Technical Validation

Finally, we demonstrate the utility of our data by comparing our city-defined neighborhoods to other common proxies of neighborhoods: Census Block Groups, Census Tracts, and Zip Code Tabulation Areas. For Philadelphia, Fig. 4 shows that these four ways of operationalizing neighborhoods differ in several ways. First, they have vastly different scales: while tracts are one of the most commonly used neighborhood proxies, Philadelphia’s Planning Neighborhoods are generally larger. Second, Philadelphia’s Planning Neighborhoods make clear that not all areas of cities contain a neighborhood definition. For example, the Northeast Philadelphia Airport is not assigned to a neighborhood by the city government.

Fig. 4
figure 4

Four Ways to Define Neighborhoods in Philadelphia. This figure shows how four common ways to define neighborhoods can drastically differ. Here, we compare Philadelphia’s planning neighborhoods from our sample along with three different Census geographies commonly used by researchers and policymakers: tracts, block groups, and Zip Code Tabulation Areas (ZCTAs, a geographic approximation of postal ZIP codes created by the US Census).

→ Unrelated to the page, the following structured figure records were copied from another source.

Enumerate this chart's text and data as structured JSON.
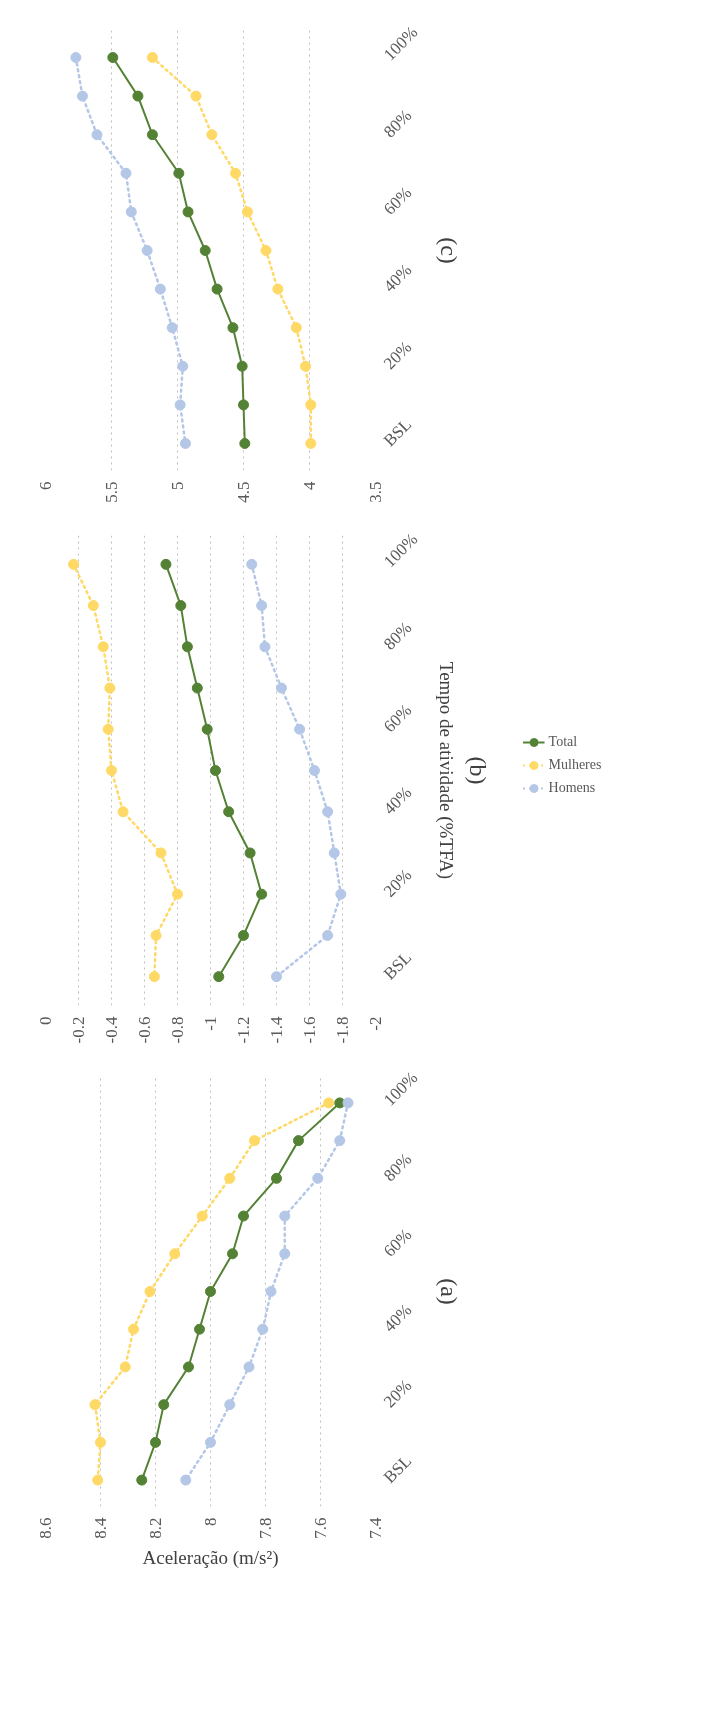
{
  "chart_data": [
    {
      "type": "line",
      "annotations": [
        "(c)"
      ],
      "orientation": "horizontal",
      "categories": [
        "100%",
        null,
        "80%",
        null,
        "60%",
        null,
        "40%",
        null,
        "20%",
        null,
        "BSL"
      ],
      "xlim": [
        6,
        3.5
      ],
      "xticks": [
        6,
        5.5,
        5,
        4.5,
        4,
        3.5
      ],
      "grid": "x",
      "marker": "circle",
      "series": [
        {
          "color": "#548235",
          "line_style": "solid",
          "values": [
            5.49,
            5.3,
            5.19,
            4.99,
            4.92,
            4.79,
            4.7,
            4.58,
            4.51,
            4.5,
            4.49
          ]
        },
        {
          "color": "#ffd966",
          "line_style": "dotted",
          "values": [
            5.19,
            4.86,
            4.74,
            4.56,
            4.47,
            4.33,
            4.24,
            4.1,
            4.03,
            3.99,
            3.99
          ]
        },
        {
          "color": "#b4c7e7",
          "line_style": "dotted",
          "values": [
            5.77,
            5.72,
            5.61,
            5.39,
            5.35,
            5.23,
            5.13,
            5.04,
            4.96,
            4.98,
            4.94
          ]
        }
      ]
    },
    {
      "type": "line",
      "annotations": [
        "(b)"
      ],
      "ylabel": "Tempo de atividade (%TFA)",
      "orientation": "horizontal",
      "categories": [
        "100%",
        null,
        "80%",
        null,
        "60%",
        null,
        "40%",
        null,
        "20%",
        null,
        "BSL"
      ],
      "xlim": [
        0,
        -2
      ],
      "xticks": [
        0,
        -0.2,
        -0.4,
        -0.6,
        -0.8,
        -1,
        -1.2,
        -1.4,
        -1.6,
        -1.8,
        -2
      ],
      "grid": "x",
      "marker": "circle",
      "legend": "right",
      "series": [
        {
          "name": "Total",
          "color": "#548235",
          "line_style": "solid",
          "values": [
            -0.73,
            -0.82,
            -0.86,
            -0.92,
            -0.98,
            -1.03,
            -1.11,
            -1.24,
            -1.31,
            -1.2,
            -1.05
          ]
        },
        {
          "name": "Mulheres",
          "color": "#ffd966",
          "line_style": "dotted",
          "values": [
            -0.17,
            -0.29,
            -0.35,
            -0.39,
            -0.38,
            -0.4,
            -0.47,
            -0.7,
            -0.8,
            -0.67,
            -0.66
          ]
        },
        {
          "name": "Homens",
          "color": "#b4c7e7",
          "line_style": "dotted",
          "values": [
            -1.25,
            -1.31,
            -1.33,
            -1.43,
            -1.54,
            -1.63,
            -1.71,
            -1.75,
            -1.79,
            -1.71,
            -1.4
          ]
        }
      ]
    },
    {
      "type": "line",
      "annotations": [
        "(a)"
      ],
      "xlabel": "Aceleração (m/s²)",
      "orientation": "horizontal",
      "categories": [
        "100%",
        null,
        "80%",
        null,
        "60%",
        null,
        "40%",
        null,
        "20%",
        null,
        "BSL"
      ],
      "xlim": [
        8.6,
        7.4
      ],
      "xticks": [
        8.6,
        8.4,
        8.2,
        8,
        7.8,
        7.6,
        7.4
      ],
      "grid": "x",
      "marker": "circle",
      "series": [
        {
          "color": "#548235",
          "line_style": "solid",
          "values": [
            7.53,
            7.68,
            7.76,
            7.88,
            7.92,
            8.0,
            8.04,
            8.08,
            8.17,
            8.2,
            8.25
          ]
        },
        {
          "color": "#ffd966",
          "line_style": "dotted",
          "values": [
            7.57,
            7.84,
            7.93,
            8.03,
            8.13,
            8.22,
            8.28,
            8.31,
            8.42,
            8.4,
            8.41
          ]
        },
        {
          "color": "#b4c7e7",
          "line_style": "dotted",
          "values": [
            7.5,
            7.53,
            7.61,
            7.73,
            7.73,
            7.78,
            7.81,
            7.86,
            7.93,
            8.0,
            8.09
          ]
        }
      ]
    }
  ]
}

This intuition that neighborhood proxies can produce different estimates of desired quantities holds across our entire sample. In Fig. 5, we compare aggregate statistics for logged population size (top panel), land area (middle panel), and percent Black population (bottom panel) for neighborhoods in the CDND against Census Tracts, Block Groups, and ZCTAs. The results show that even straightforward questions like “what is the average neighborhood population” in a given city can differ drastically depending on how neighborhoods are operationalized. Further, city-defined neighborhoods and Census geographies are only weakly correlated for area and total population. In general, the average land area of neighborhoods across cities is weakly correlated with average land area of other units across cities. Neighborhoods are on average larger than Census Block Groups, and similar in size to Census Tracts, but there is a lot of variation across cities. Neighborhoods are on average smaller in land area than ZCTAs.

Fig. 5
figure 5

Demographic comparisons of neighborhoods and Census geographies. Figure plots city-level averages of various statistics against city-level averages of the same statistics for Census geographies ZCTAs, Tracts, and Block Groups. We show comparisons for neighborhood population (top panel), land area in square miles (middle panel), and the proportion of the population that is White (bottom panel). Average population and land area are logged to remove skewness for visualization.